Late blight of potato is caused by the microorganism, Phytophthora infestans, which rapidly destroys the leaves of potato crops and was responsible for the infamous Irish potato famine of the 1840s that left over one million people dead and another one million Irish emigrating.

It was the foresight of two nineteenth-century plant scientists to archive potato samples from their potato blight experiment that has enabled today’s modern DNA techniques to be applied - to better understand the disease and its implications for today’s food security.

Researchers, led by Professor Bruce Fitt, have the earliest proof of how this disease survived between the seasons in England and how the potato blight may have survived between cropping seasons after the Irish potato famine of the 1840s.

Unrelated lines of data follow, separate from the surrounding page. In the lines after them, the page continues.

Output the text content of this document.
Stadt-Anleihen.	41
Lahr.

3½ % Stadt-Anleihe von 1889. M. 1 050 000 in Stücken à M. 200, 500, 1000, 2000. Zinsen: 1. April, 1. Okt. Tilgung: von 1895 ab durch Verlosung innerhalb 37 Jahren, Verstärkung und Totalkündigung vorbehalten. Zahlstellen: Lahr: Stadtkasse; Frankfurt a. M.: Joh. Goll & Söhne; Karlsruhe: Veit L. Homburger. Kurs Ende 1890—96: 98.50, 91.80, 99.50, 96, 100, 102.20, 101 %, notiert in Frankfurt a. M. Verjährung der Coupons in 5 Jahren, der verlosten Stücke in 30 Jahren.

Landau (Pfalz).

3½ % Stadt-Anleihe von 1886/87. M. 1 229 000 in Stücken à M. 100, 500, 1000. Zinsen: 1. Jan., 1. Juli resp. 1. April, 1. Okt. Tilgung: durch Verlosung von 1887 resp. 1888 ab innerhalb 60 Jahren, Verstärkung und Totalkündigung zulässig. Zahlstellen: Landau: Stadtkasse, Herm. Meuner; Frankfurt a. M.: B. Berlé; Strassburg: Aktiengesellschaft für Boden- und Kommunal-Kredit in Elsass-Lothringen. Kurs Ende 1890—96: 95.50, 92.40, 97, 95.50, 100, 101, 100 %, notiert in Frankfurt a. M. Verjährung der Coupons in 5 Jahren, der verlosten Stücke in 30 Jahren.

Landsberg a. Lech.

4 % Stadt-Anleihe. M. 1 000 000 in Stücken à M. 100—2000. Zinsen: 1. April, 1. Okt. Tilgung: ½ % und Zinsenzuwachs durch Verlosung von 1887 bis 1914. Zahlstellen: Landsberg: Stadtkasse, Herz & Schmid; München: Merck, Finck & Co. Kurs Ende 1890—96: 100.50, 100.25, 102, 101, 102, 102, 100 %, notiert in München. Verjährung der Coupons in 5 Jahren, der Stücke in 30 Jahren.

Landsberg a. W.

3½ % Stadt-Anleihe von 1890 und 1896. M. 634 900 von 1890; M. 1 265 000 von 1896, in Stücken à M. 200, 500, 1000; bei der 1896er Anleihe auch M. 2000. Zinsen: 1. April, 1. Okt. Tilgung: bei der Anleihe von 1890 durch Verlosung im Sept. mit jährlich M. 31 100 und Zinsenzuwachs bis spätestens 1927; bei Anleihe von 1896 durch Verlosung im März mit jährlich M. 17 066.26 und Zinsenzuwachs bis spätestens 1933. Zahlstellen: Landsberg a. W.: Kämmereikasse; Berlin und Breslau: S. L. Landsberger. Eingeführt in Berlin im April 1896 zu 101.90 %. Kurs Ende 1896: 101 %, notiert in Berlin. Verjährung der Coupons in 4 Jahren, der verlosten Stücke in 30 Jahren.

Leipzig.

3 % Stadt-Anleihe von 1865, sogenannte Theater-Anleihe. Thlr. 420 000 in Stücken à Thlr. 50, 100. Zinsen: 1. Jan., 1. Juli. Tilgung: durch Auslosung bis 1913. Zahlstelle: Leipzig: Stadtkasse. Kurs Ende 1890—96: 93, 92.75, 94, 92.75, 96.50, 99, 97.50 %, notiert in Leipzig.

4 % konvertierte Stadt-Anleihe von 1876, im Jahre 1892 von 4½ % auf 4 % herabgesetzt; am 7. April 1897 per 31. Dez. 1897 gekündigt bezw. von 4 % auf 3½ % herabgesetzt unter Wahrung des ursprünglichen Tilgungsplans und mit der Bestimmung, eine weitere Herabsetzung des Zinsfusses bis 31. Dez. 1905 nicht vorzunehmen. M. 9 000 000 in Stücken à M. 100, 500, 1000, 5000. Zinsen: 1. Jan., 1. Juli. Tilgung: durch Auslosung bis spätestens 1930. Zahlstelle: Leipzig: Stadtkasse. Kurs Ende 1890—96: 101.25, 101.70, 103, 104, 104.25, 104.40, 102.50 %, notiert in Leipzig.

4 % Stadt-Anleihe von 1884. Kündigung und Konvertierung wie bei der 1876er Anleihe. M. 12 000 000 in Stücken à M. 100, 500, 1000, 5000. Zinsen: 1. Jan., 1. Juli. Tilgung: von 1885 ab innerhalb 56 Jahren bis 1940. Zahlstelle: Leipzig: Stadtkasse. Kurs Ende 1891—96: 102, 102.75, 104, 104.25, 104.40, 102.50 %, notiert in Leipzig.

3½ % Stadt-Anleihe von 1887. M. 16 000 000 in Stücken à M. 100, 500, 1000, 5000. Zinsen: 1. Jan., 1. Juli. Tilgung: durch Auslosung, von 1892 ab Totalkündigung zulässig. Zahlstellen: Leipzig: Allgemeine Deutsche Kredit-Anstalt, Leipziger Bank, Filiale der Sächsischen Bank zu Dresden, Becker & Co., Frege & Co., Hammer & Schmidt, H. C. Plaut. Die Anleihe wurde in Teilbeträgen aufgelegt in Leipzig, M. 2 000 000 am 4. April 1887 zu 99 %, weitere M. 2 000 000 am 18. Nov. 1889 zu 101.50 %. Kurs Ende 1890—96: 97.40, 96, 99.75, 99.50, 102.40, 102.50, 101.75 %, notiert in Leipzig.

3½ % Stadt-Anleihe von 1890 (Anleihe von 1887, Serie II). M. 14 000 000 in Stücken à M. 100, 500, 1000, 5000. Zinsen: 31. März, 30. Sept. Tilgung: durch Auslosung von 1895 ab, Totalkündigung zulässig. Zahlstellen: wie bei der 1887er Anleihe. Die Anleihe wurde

With growing concerns over food shortages and climate change, late blight remains a serious disease problem in current potato production and has also emerged as a significant disease threat to the organic tomato industry. This DNA technique is a very useful tool in plant disease diagnosis to test seed potatoes or tomato transplants for the presence of the blight pathogen.

The paper Evidence for presence of the founder Ia mtDNA haplotype of Phytophthora infestans in 19th century potato tubers from the Rothamsted archives is published in Plant Pathology.